A collection of hardy Fuchsia magellanica, with tubes of white, red and shades of pink, have excelled themselves this autumn. There are also group plantings of fuchsia ‘Genii’, whose pale green foliage turns almost golden in late autumn. Softwood stem cuttings are taken from them each year to retain vigorous plants. We secure continuity of bloom by pruning some severely after leaf fall, others lightly.

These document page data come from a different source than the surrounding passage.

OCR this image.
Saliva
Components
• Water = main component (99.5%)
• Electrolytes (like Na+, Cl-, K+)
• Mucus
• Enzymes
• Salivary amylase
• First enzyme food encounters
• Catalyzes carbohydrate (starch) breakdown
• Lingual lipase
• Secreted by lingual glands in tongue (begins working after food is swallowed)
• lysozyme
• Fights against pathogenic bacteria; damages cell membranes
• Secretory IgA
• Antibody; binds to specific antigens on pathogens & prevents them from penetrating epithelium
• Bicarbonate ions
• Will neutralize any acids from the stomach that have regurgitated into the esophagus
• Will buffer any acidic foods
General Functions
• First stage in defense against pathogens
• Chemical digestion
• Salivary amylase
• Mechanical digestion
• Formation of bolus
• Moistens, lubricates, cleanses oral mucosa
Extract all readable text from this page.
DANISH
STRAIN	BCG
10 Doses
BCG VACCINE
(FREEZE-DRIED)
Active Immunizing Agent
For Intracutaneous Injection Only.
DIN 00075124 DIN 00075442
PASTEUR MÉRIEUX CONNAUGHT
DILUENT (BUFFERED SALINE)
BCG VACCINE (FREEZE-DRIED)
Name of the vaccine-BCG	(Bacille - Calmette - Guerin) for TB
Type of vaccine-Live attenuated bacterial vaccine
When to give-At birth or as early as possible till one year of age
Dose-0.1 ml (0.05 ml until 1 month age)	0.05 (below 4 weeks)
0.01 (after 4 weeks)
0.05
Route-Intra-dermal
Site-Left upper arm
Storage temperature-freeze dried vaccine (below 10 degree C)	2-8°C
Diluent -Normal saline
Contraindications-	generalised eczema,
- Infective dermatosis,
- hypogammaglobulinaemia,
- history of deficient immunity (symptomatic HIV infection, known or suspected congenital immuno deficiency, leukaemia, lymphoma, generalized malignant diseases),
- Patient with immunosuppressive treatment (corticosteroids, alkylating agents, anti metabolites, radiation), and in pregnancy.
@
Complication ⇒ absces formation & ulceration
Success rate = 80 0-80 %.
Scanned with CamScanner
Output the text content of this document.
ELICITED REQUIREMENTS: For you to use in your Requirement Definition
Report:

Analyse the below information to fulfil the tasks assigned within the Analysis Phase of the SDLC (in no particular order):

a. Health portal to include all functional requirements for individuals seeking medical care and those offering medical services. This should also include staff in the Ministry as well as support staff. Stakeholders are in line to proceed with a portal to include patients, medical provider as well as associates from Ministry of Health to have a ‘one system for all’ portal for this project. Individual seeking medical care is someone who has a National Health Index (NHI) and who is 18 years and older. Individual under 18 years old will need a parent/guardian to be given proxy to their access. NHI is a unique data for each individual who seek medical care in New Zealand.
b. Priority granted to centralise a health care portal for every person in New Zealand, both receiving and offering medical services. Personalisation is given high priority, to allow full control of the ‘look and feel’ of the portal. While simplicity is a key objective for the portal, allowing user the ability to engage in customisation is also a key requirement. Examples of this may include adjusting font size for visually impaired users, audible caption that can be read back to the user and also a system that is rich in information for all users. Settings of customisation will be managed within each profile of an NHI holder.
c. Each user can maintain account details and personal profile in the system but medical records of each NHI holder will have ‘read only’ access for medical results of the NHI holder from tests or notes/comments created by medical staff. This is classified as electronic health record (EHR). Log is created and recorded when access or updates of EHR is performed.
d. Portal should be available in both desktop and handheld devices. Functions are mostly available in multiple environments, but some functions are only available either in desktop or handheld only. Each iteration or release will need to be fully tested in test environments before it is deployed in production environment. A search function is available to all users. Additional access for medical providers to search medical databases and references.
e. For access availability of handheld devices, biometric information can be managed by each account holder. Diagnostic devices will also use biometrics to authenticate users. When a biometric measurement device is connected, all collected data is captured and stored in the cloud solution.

There’s a huge crop of red-purple berries on the shrubby Leycesteria formosa this year. They’re visually attractive to us, but appetisingly so for the resident blackbirds. The stems are hollow inside and do root from hardwood cuttings but, thanks to the birds, seedlings spring up everywhere. Showy, pink flower spikes of Calluna vulgaris have now faded, but groups of winter heathers ( Erica carnea) are showing masses of buds. We’ve been picking and storing apples since early September, and the large autumn raspberries are still providing the occasional serving for breakfast. Winter cabbages, sprouts and leeks are growing strongly in the vegetable beds, and perpetual spinach has responded to a severe trim with hedge clippers with succulent new leaves.
Several early chrysanths that were still in bud outdoors, have been lifted with a good rootball and transferred to bloom in the calm base of a greenhouse border. Meanwhile, two cell trays of leaf lettuce, ‘Salad Bowl’ and ‘Lollo Rossa’, have germinated and will be planted in the border. Then we can enjoy fresh lettuce on a cut-and-come-again basis over winter.